Carbohydrate binding modules (CBMs) are a super-family of ancillary modules, which are widely distributed in nature and diversely support the functions of enzymes that degrade sugar polymers, particularly cellulose. The CBMs classified in family 3 (CBM3) are among the most distinctive, diverse and robust proteins in nature, with over 480 known various representatives from more than 70 bacteria. The CBM3 molecules comprise ~150 amino-acid residues creating β-sandwich fold composed of 9 β-strands. They share conserved features such as a cellulose-binding planar strip and a Ca2+-binding site usually composed of five conserved residues.
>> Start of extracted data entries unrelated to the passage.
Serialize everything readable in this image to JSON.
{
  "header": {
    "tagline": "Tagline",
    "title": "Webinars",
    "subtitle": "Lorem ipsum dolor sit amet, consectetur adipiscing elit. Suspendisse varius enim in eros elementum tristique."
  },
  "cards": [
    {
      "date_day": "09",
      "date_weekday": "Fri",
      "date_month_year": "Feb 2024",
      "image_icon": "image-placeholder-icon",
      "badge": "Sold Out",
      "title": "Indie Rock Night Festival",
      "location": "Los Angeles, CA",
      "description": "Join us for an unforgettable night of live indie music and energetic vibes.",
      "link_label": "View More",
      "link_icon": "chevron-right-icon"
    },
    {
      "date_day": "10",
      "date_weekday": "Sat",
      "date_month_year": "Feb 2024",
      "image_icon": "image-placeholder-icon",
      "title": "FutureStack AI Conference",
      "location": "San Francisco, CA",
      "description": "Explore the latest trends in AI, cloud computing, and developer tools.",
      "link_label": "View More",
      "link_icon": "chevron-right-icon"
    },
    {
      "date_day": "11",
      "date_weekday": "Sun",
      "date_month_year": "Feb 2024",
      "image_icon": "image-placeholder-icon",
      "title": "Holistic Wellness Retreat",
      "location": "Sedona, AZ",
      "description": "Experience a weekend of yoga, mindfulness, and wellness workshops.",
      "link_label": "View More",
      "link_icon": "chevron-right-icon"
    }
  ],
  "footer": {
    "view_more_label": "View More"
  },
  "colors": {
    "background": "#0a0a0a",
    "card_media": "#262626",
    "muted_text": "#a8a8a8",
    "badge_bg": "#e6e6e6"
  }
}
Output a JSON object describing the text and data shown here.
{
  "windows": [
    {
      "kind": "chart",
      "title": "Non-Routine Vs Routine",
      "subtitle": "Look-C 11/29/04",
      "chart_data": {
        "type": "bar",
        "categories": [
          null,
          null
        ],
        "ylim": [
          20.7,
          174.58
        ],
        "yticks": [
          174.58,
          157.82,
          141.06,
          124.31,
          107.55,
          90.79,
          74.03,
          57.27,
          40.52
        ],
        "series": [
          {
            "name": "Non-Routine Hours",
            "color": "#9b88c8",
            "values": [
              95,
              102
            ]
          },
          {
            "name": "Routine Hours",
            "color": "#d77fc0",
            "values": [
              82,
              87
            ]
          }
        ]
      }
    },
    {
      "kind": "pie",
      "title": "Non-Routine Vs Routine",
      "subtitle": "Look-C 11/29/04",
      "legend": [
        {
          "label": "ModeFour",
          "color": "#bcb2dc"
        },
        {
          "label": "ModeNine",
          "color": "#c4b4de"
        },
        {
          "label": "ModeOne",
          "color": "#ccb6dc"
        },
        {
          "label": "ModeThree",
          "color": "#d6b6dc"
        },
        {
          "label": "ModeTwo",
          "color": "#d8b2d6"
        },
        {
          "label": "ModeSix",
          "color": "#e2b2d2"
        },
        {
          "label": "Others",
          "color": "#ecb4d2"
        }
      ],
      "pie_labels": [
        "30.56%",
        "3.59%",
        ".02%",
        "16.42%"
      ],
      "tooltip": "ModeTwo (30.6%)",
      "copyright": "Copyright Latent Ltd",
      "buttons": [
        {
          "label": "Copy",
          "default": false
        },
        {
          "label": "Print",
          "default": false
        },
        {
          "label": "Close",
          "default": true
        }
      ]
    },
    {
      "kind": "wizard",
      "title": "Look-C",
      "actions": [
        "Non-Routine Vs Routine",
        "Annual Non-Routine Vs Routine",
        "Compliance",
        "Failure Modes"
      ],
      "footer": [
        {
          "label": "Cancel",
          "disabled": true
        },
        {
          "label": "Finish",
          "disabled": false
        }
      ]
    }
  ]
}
CBM3s appear to play three different roles: (i) comprising the major substrate targeting entity in various free cellulases and cellulosomes, (ii) functioning as helper modules in multi-modular cellulases by converting the endo mode of action to a voracious progressive type, (iii) participating presumably as sensors in the recently discovered biomass-sensing system. In view of the multiplicity of apparent functions that are reflected in characteristic modifications of key residues upon the various known CBM3 molecules, our working hypothesis states that the CBM3 fold serves as a general and versatile molecular scaffold that nature uses to produce a broad range of different functions.
In this research, we have determined nine new high-resolution 3D structures of family 3 CBMs from scaffoldin subunits, cellulosomal enzymes and the recently discovered carbohydrate-sensing system. The diversity that was revealed from the determined structures help to characterize the significant functional diversity in the family that is conveyed in fine structural variations. This research is only a step towards a better understanding of the different functions that should correlate with the structural variations that we have determined.